2021年4月1日木曜日

【侵略する豚】青沼陽一郎 著 小学館 2017年10月2日 初版第1刷発行

 冒頭から桜田門外の変の話で歴史小説かという感じですが、アメリカ・中国の食糧戦略とそれに対して無策な日本の現状のお話。

桜田門外の変で殺害された井伊直弼は開国派、殺害した脱藩した水戸藩士と薩摩藩士。

水戸藩の徳川斉昭は公に牛肉を生産していた彦根藩から献上される牛肉を好んでいたが井伊直弼は仏教の教えから食肉を禁じたので献上を断った。その子である徳川慶喜は豚一殿(豚肉の好きな一ツ橋の殿様)と呼ばれ、豚を江戸藩邸で飼っていた薩摩藩に再三無心しており、家老であった小松帯刀に辟易されていたという話に、井伊憎し、徳川碌なもんじゃないという印象がなかったとは言えないのではないかと。
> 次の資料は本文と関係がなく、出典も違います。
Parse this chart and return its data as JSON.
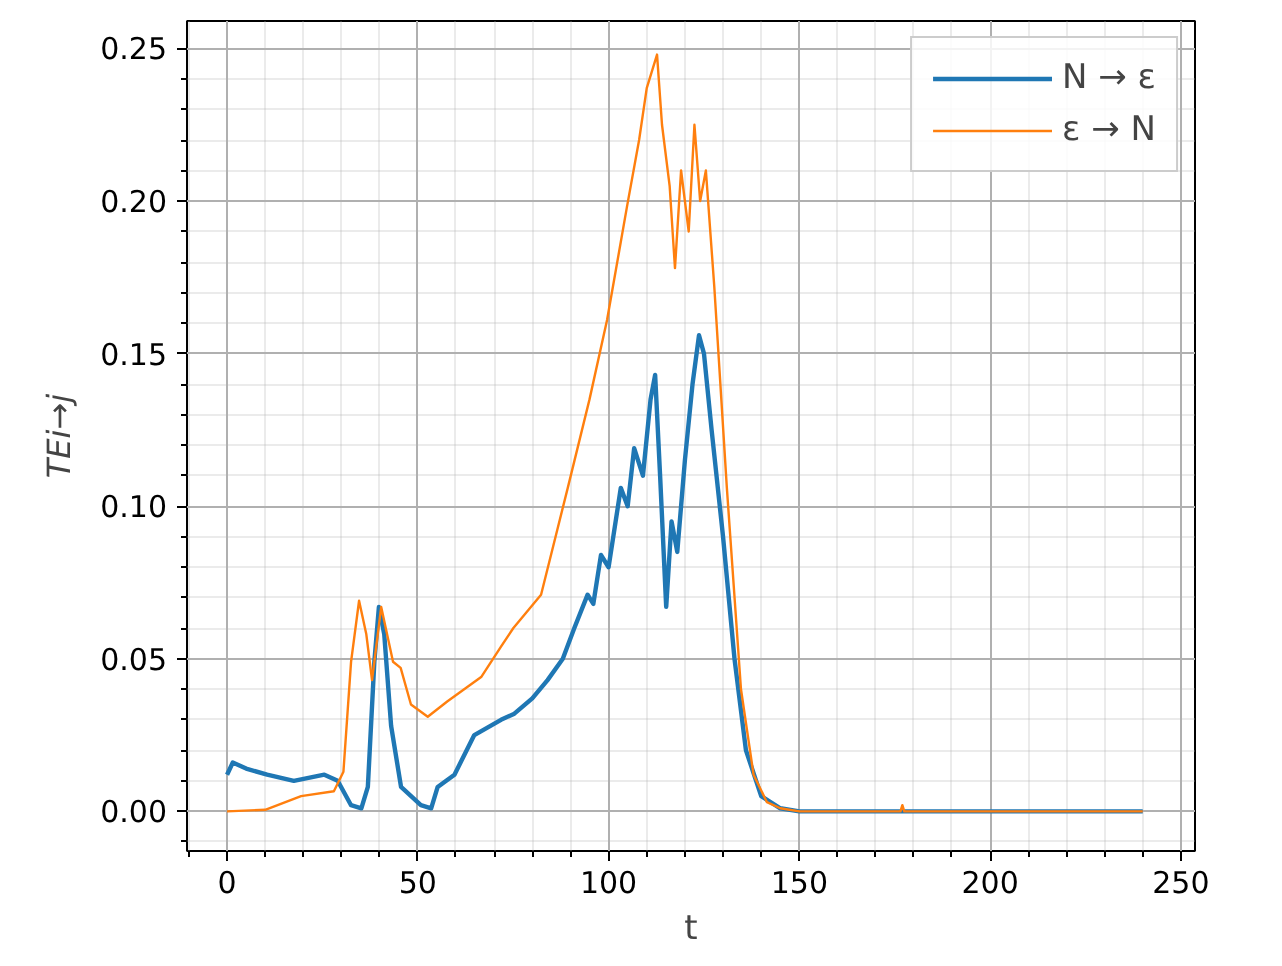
{
  "chart_data": {
    "type": "line",
    "xlabel": "t",
    "ylabel": "TEi→j",
    "xlim": [
      -10.5,
      253.7
    ],
    "ylim": [
      -0.013,
      0.259
    ],
    "xticks": [
      0,
      50,
      100,
      150,
      200,
      250
    ],
    "yticks": [
      {
        "value": 0,
        "label": "0.00"
      },
      {
        "value": 0.05,
        "label": "0.05"
      },
      {
        "value": 0.1,
        "label": "0.10"
      },
      {
        "value": 0.15,
        "label": "0.15"
      },
      {
        "value": 0.2,
        "label": "0.20"
      },
      {
        "value": 0.25,
        "label": "0.25"
      }
    ],
    "grid": true,
    "legend": "top right",
    "line_style": "solid",
    "series": [
      {
        "name": "N → ε",
        "color": "#1f77b4",
        "x": [
          0,
          1.5,
          5,
          10.5,
          17.5,
          25.5,
          29,
          32.5,
          35.2,
          36.9,
          38.6,
          39.8,
          41.2,
          43,
          45.6,
          50.8,
          53.5,
          55.2,
          59.6,
          64.8,
          71.8,
          75.3,
          80,
          84,
          88,
          91,
          94.5,
          96,
          98,
          100,
          103.2,
          105,
          106.7,
          109,
          111,
          112.2,
          113.5,
          115.1,
          116.5,
          118,
          120,
          122,
          123.7,
          125,
          127,
          130,
          133,
          136,
          140,
          145,
          150,
          160,
          200,
          240
        ],
        "values": [
          0.012,
          0.016,
          0.014,
          0.012,
          0.01,
          0.012,
          0.01,
          0.002,
          0.001,
          0.008,
          0.049,
          0.067,
          0.058,
          0.028,
          0.008,
          0.002,
          0.001,
          0.008,
          0.012,
          0.025,
          0.03,
          0.032,
          0.037,
          0.043,
          0.05,
          0.06,
          0.071,
          0.068,
          0.084,
          0.08,
          0.106,
          0.1,
          0.119,
          0.11,
          0.135,
          0.143,
          0.11,
          0.067,
          0.095,
          0.085,
          0.115,
          0.14,
          0.156,
          0.15,
          0.125,
          0.09,
          0.05,
          0.02,
          0.005,
          0.001,
          0,
          0,
          0,
          0
        ]
      },
      {
        "name": "ε → N",
        "color": "#ff7f0e",
        "x": [
          0,
          10,
          19.4,
          28,
          30.5,
          32.5,
          34.6,
          36.5,
          38,
          40.4,
          43.5,
          45.5,
          48.2,
          52.6,
          57.7,
          66.6,
          71.8,
          75,
          82.3,
          89.3,
          95,
          99.6,
          104.8,
          108,
          110,
          112.7,
          114,
          116,
          117.4,
          119,
          121,
          122.5,
          124,
          125.5,
          127.7,
          131,
          134.7,
          138,
          141.5,
          145,
          150,
          160,
          176.5,
          177,
          177.5,
          200,
          240
        ],
        "values": [
          0,
          0.0005,
          0.005,
          0.0066,
          0.013,
          0.049,
          0.069,
          0.058,
          0.043,
          0.067,
          0.049,
          0.047,
          0.035,
          0.031,
          0.036,
          0.044,
          0.054,
          0.06,
          0.071,
          0.106,
          0.135,
          0.161,
          0.198,
          0.22,
          0.237,
          0.248,
          0.225,
          0.205,
          0.178,
          0.21,
          0.19,
          0.225,
          0.2,
          0.21,
          0.172,
          0.106,
          0.04,
          0.012,
          0.003,
          0.001,
          0,
          0,
          0,
          0.002,
          0,
          0,
          0
        ]
      }
    ]
  }
}
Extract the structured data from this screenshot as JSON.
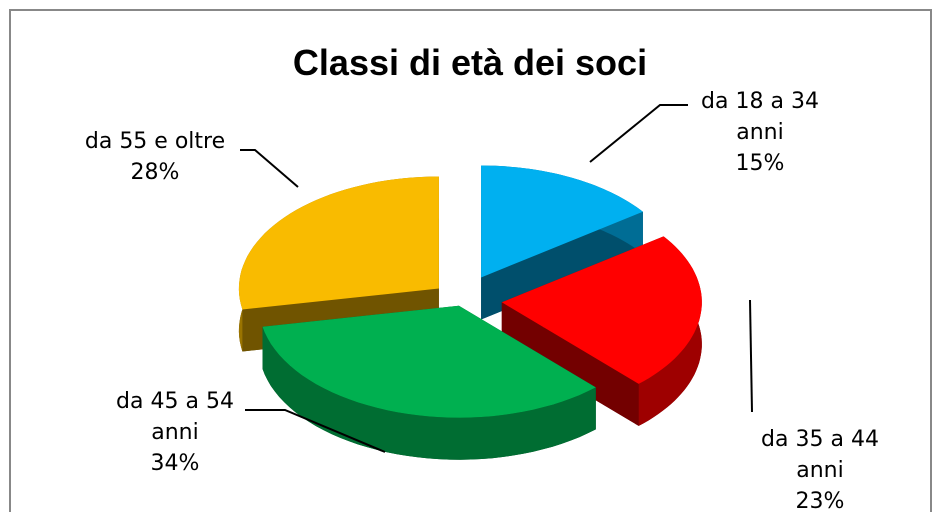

タイトルの「侵略する豚」の最初は伊勢湾台風で大きな被害を被った山梨県にアメリカのアイオワ州から畜産振興のためにということで空輸された35匹の豚(予定では40匹だったが輸送機のキャパシティから36匹になり1匹は輸送途中で死んだ)

この豚は支援であると同時に当時飼料の余剰に悩んでいたアイオワ州の生産者組合の消費地拡大の思惑もあったという。

現在、日本の畜産に使用される配合飼料はアメリカから多く輸入されており、その35頭から増えた豚は日本全国へ広がって食習慣を変え豚の消費量が増えた日本へ豚を輸出する。

世界第1位の豚肉消費国である中国は、人口の割に耕作に適した土地が少なく、さらに経済成長のためにそういった土地も工業用地へ。効率よく収穫するために農薬を使って収穫できるだけ収穫してきたから土地がやせてまともな作物の栽培には向かない土地が増え、飼料を含め農産物の輸入が増え、値上がりする。

また、日本国内事業者が安全性に問題があるからと使用を求めずEUや中国で使用が禁止されているホルモン剤をアメリカらカナダでは使っているが、その輸入は禁止されていないということも相まって安くて効率のいい、しかも自動車貿易を盾にされて解放せざるを得ない日本の畜産は立ち行かなくなっている…と。

アメリカも中国も長期的な視点で戦略的に考えているけれど、日本では田中角栄時代に大豆のアメリカ一国依存対策でブラジルとの共同農地開発プロジェクトくらい…とは言っても、その遺産は中国の対米依存対策に使われているという。

田中角栄が考えたというよりは危機に際して官僚と政治家が動いたということなのだろうけど、政治主導と声高に言う政治家にはそんな能力はなさそうだし、そんな状況で今の官僚にはそんな余裕はなさそう。

田中角栄が偉かったのは、政治と行政をきちんと把握して、出来ること・出来ないことをきちんと分けてやるべきことをやったところなのだろうな。

自由貿易の一番効率のいいところで作って世界中にいきわたらせればいいんじゃという考えは貧富の差が固定しやすいし、輸送トラブルがあったら立ち行かないというデメリットがある。

工業製品の輸出のためには農家は犠牲になっても仕方ないという考え方は、石油を止められて開戦に至った太平洋戦争の反省がされていないんだろうなと思う。